Caso João Paulo: crianças achadas mortas em caixa térmica de salão paroquial em 1990 fizeram polícia suspeitar de serial killer; entenda

Caso João Paulo: crianças achadas mortas em caixa térmica de salão paroquial em 1990 fizeram polícia suspeitar de serial killer; entenda


Isso após dois garotos de 8 e 9 anos serem encontrados mortos dentro de uma caixa térmica em um salão paroquial, em Charqueada (SP), a 35 quilômetros de Piracicaba (SP), nove meses após a morte de João Paulo.

O novo crime aconteceu em 13 de julho de 1990. Robson José de Barros, de 9 anos, e o primo dele, Paulo César Zacarias Bueno, de 8 anos, saíram para brincar e foram encontrados na caixa de isopor recoberta de alumínio, no salão da igreja, ao lado de suas roupas.

O g1 mostra a seguir os pontos que fizeram com que a polícia relacionasse os dois crimes e, consequentemente, levantasse a tese de um serial killer. Este texto contém revelações sobre o terceiro episódio do podcast. A recomendação é ouvi-lo antes (acesse o link abaixo) e ler a reportagem depois.

O podcast “Medo do Escuro - O Caso João Paulo” revisita o caso do garoto de 9 anos encontrado morto dentro de um freezer em um colégio católico tradicional. Um dos crimes mais emblemáticos da história de Piracicaba, que completa 35 anos em 2024.

Mesmo modus operandi?

“Ambos os casos aconteceram em vésperas de festas, um na escola e outro no salão paroquial. As crianças são de idades muito próximas, 8 e 9 anos.

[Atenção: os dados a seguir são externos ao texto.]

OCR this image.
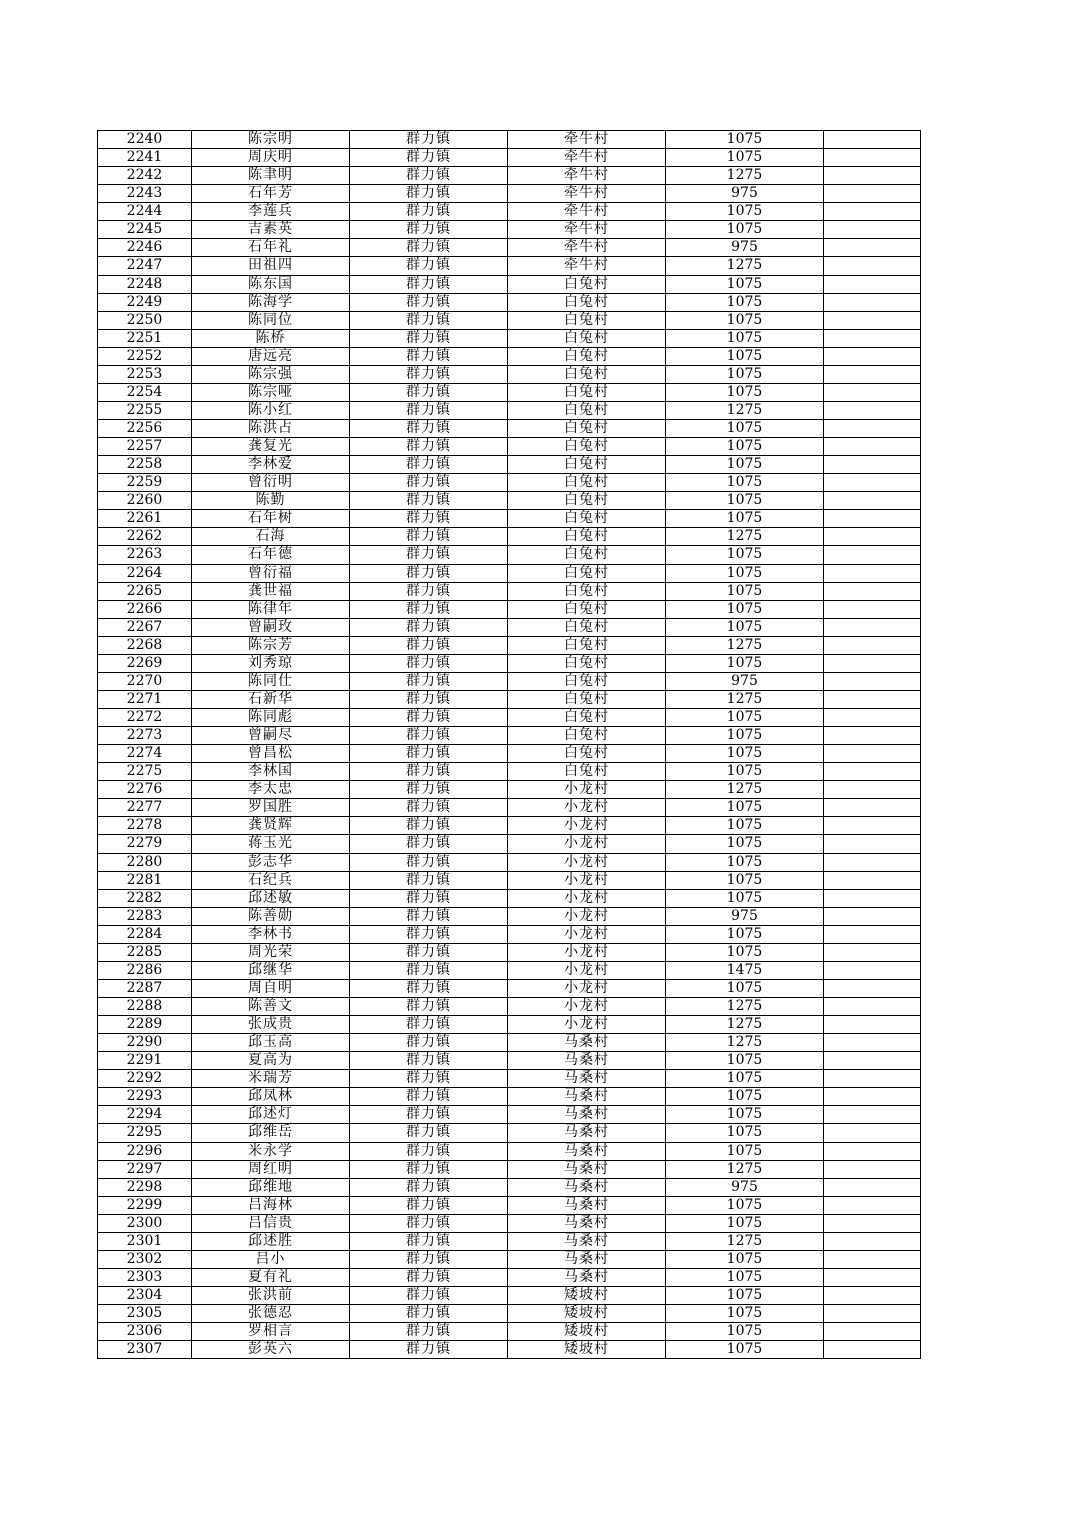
2240	陈宗明	群力镇	牵牛村	1075	
2241	周庆明	群力镇	牵牛村	1075	
2242	陈聿明	群力镇	牵牛村	1275	
2243	石年芳	群力镇	牵牛村	975	
2244	李莲兵	群力镇	牵牛村	1075	
2245	吉素英	群力镇	牵牛村	1075	
2246	石年礼	群力镇	牵牛村	975	
2247	田祖四	群力镇	牵牛村	1275	
2248	陈东国	群力镇	白兔村	1075	
2249	陈海学	群力镇	白兔村	1075	
2250	陈同位	群力镇	白兔村	1075	
2251	陈桥	群力镇	白兔村	1075	
2252	唐远亮	群力镇	白兔村	1075	
2253	陈宗强	群力镇	白兔村	1075	
2254	陈宗哑	群力镇	白兔村	1075	
2255	陈小红	群力镇	白兔村	1275	
2256	陈洪占	群力镇	白兔村	1075	
2257	龚复光	群力镇	白兔村	1075	
2258	李林爱	群力镇	白兔村	1075	
2259	曾衍明	群力镇	白兔村	1075	
2260	陈勤	群力镇	白兔村	1075	
2261	石年树	群力镇	白兔村	1075	
2262	石海	群力镇	白兔村	1275	
2263	石年德	群力镇	白兔村	1075	
2264	曾衍福	群力镇	白兔村	1075	
2265	龚世福	群力镇	白兔村	1075	
2266	陈律年	群力镇	白兔村	1075	
2267	曾嗣玫	群力镇	白兔村	1075	
2268	陈宗芳	群力镇	白兔村	1275	
2269	刘秀琼	群力镇	白兔村	1075	
2270	陈同仕	群力镇	白兔村	975	
2271	石新华	群力镇	白兔村	1275	
2272	陈同彪	群力镇	白兔村	1075	
2273	曾嗣尽	群力镇	白兔村	1075	
2274	曾昌松	群力镇	白兔村	1075	
2275	李林国	群力镇	白兔村	1075	
2276	李太忠	群力镇	小龙村	1275	
2277	罗国胜	群力镇	小龙村	1075	
2278	龚贤辉	群力镇	小龙村	1075	
2279	蒋玉光	群力镇	小龙村	1075	
2280	彭志华	群力镇	小龙村	1075	
2281	石纪兵	群力镇	小龙村	1075	
2282	邱述敏	群力镇	小龙村	1075	
2283	陈善勋	群力镇	小龙村	975	
2284	李林书	群力镇	小龙村	1075	
2285	周光荣	群力镇	小龙村	1075	
2286	邱继华	群力镇	小龙村	1475	
2287	周自明	群力镇	小龙村	1075	
2288	陈善文	群力镇	小龙村	1275	
2289	张成贵	群力镇	小龙村	1275	
2290	邱玉高	群力镇	马桑村	1275	
2291	夏高为	群力镇	马桑村	1075	
2292	米瑞芳	群力镇	马桑村	1075	
2293	邱凤林	群力镇	马桑村	1075	
2294	邱述灯	群力镇	马桑村	1075	
2295	邱维岳	群力镇	马桑村	1075	
2296	米永学	群力镇	马桑村	1075	
2297	周红明	群力镇	马桑村	1275	
2298	邱维地	群力镇	马桑村	975	
2299	吕海林	群力镇	马桑村	1075	
2300	吕信贵	群力镇	马桑村	1075	
2301	邱述胜	群力镇	马桑村	1275	
2302	吕小	群力镇	马桑村	1075	
2303	夏有礼	群力镇	马桑村	1075	
2304	张洪前	群力镇	矮坡村	1075	
2305	张德忍	群力镇	矮坡村	1075	
2306	罗相言	群力镇	矮坡村	1075	
2307	彭英六	群力镇	矮坡村	1075	
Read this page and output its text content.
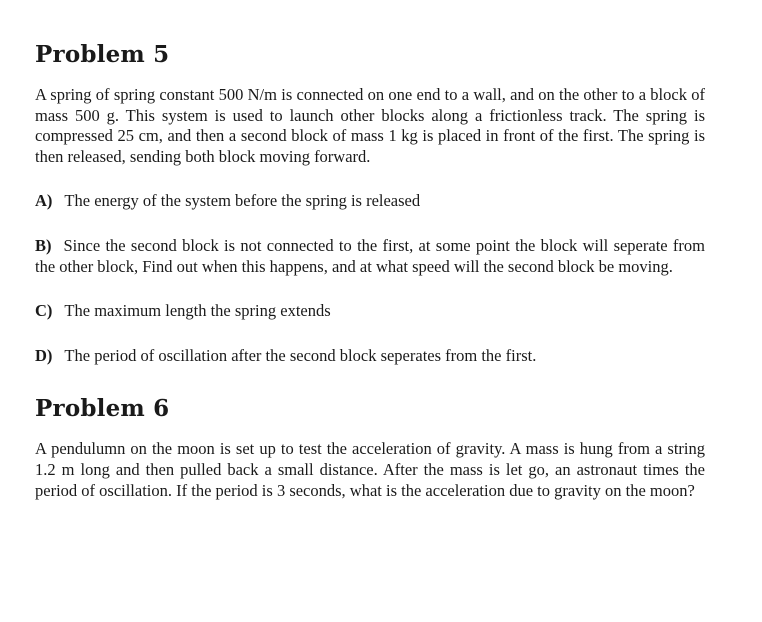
Problem 5

A spring of spring constant 500 N/m is connected on one end to a wall, and on the other to a block of mass 500 g. This system is used to launch other blocks along a frictionless track. The spring is compressed 25 cm, and then a second block of mass 1 kg is placed in front of the first. The spring is then released, sending both block moving forward.

A) The energy of the system before the spring is released
B) Since the second block is not connected to the first, at some point the block will seperate from the other block, Find out when this happens, and at what speed will the second block be moving.
C) The maximum length the spring extends
D) The period of oscillation after the second block seperates from the first.
Problem 6

A pendulumn on the moon is set up to test the acceleration of gravity. A mass is hung from a string 1.2 m long and then pulled back a small distance. After the mass is let go, an astronaut times the period of oscillation. If the period is 3 seconds, what is the acceleration due to gravity on the moon?
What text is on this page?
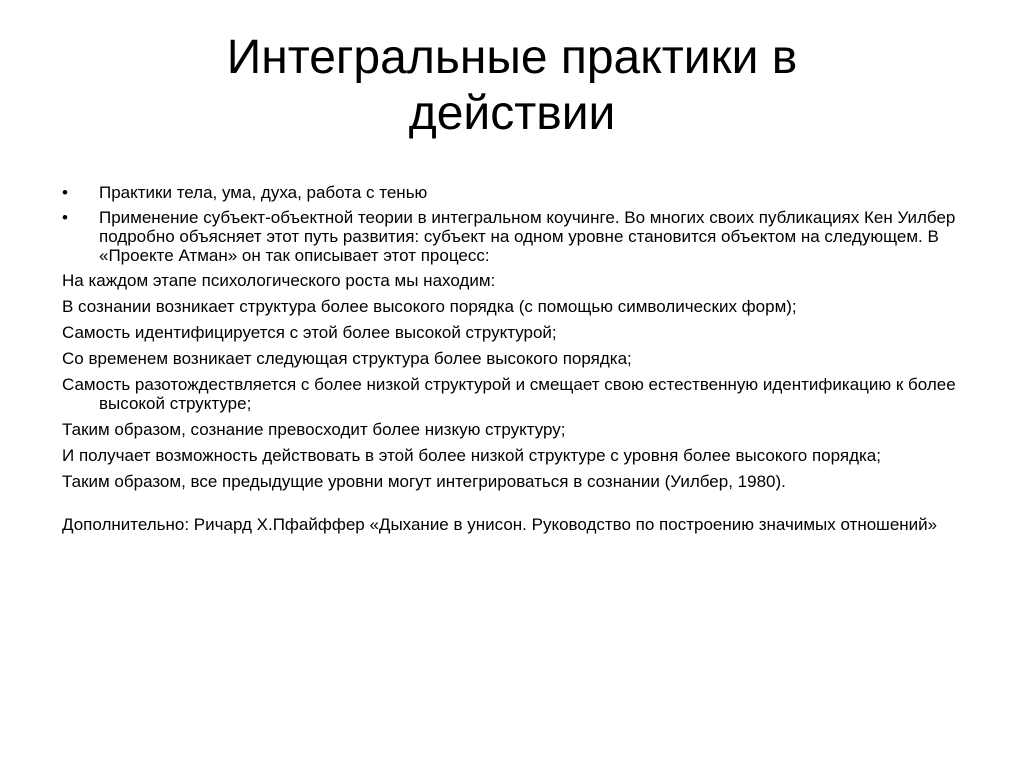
Интегральные практики в
действии
• Практики тела, ума, духа, работа с тенью
• Применение субъект-объектной теории в интегральном коучинге. Во многих своих публикациях Кен Уилбер подробно объясняет этот путь развития: субъект на одном уровне становится объектом на следующем. В «Проекте Атман» он так описывает этот процесс:
На каждом этапе психологического роста мы находим:
В сознании возникает структура более высокого порядка (с помощью символических форм);
Самость идентифицируется с этой более высокой структурой;
Со временем возникает следующая структура более высокого порядка;
Самость разотождествляется с более низкой структурой и смещает свою естественную идентификацию к более высокой структуре;
Таким образом, сознание превосходит более низкую структуру;
И получает возможность действовать в этой более низкой структуре с уровня более высокого порядка;
Таким образом, все предыдущие уровни могут интегрироваться в сознании (Уилбер, 1980).
Дополнительно: Ричард Х.Пфайффер «Дыхание в унисон. Руководство по построению значимых отношений»
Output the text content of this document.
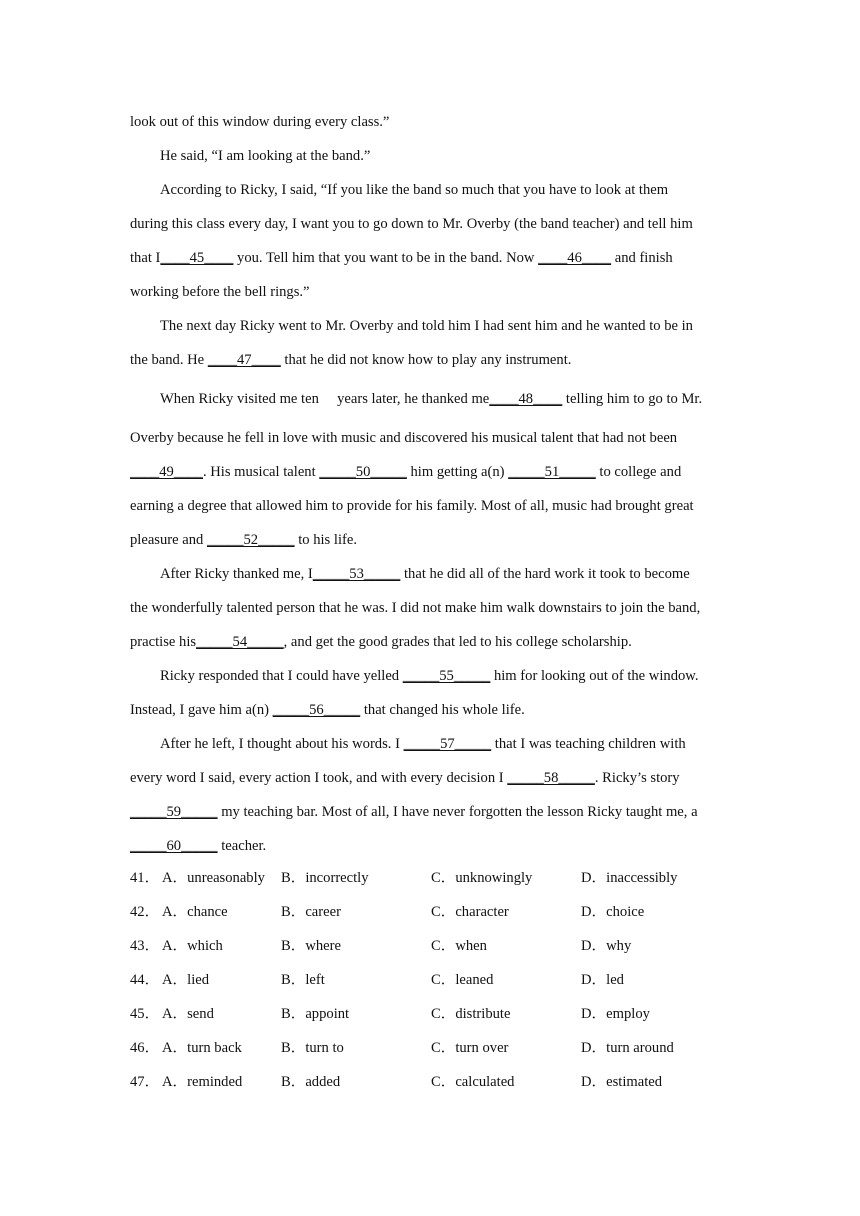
look out of this window during every class.”
He said, “I am looking at the band.”
According to Ricky, I said, “If you like the band so much that you have to look at them
during this class every day, I want you to go down to Mr. Overby (the band teacher) and tell him
that I____45____ you. Tell him that you want to be in the band. Now ____46____ and finish
working before the bell rings.”
The next day Ricky went to Mr. Overby and told him I had sent him and he wanted to be in
the band. He ____47____ that he did not know how to play any instrument.
When Ricky visited me ten     years later, he thanked me____48____ telling him to go to Mr.
Overby because he fell in love with music and discovered his musical talent that had not been
____49____. His musical talent _____50_____ him getting a(n) _____51_____ to college and
earning a degree that allowed him to provide for his family. Most of all, music had brought great
pleasure and _____52_____ to his life.
After Ricky thanked me, I_____53_____ that he did all of the hard work it took to become
the wonderfully talented person that he was. I did not make him walk downstairs to join the band,
practise his_____54_____, and get the good grades that led to his college scholarship.
Ricky responded that I could have yelled _____55_____ him for looking out of the window.
Instead, I gave him a(n) _____56_____ that changed his whole life.
After he left, I thought about his words. I _____57_____ that I was teaching children with
every word I said, every action I took, and with every decision I _____58_____. Ricky’s story
_____59_____ my teaching bar. Most of all, I have never forgotten the lesson Ricky taught me, a
_____60_____ teacher.
41． A．unreasonably B．incorrectly	C．unknowingly	D．inaccessibly
42． A．chance	B．career	C．character	D．choice
43． A．which	B．where	C．when	D．why
44． A．lied	B．left	C．leaned	D．led
45． A．send	B．appoint	C．distribute	D．employ
46． A．turn back	B．turn to	C．turn over	D．turn around
47． A．reminded	B．added	C．calculated	D．estimated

Em ambos os casos, as crianças estavam praticamente nuas”, afirmou o legista Fortunato Antonio Badan Palhares em entrevista à EPTV, em 21 de julho de 1990.

Também participava dessa entrevista o delegado seccional de Piracicaba, Sério Augusto Dias Bastos, que afirmou que estavam sendo apuradas duas linhas: uma de que a mesma pessoa matou as três crianças e uma de que se tratavam de assassinos diferentes, mas que o de Charqueada agiu inspirado no de Piracicaba.

Robson José de Barros, de 9 anos, e o primo dele, Paulo César Zacarias Bueno, de 8 anos, vítimas do crime em Charqueada — Foto: AcervoEP

“Existe uma maneira de agir no colégio Dom Bosco e uma maneira de agir idêntica nesse caso lá de Charqueada. Isto pesa muito e nós podemos realmente estar aí com um elemento de debilidade psíquica e atacando criança”, afirmou Bastos.

Ambiente católico

Além disso, os dois locais onde os corpos foram encontrados tinham ligações com a igreja católica. “To pensando ser alguma rivalidade contra a igreja, algum recalque contra a igreja. Talvez, tenha alguma ligação”, comentou na época o padre vigário de Charqueada.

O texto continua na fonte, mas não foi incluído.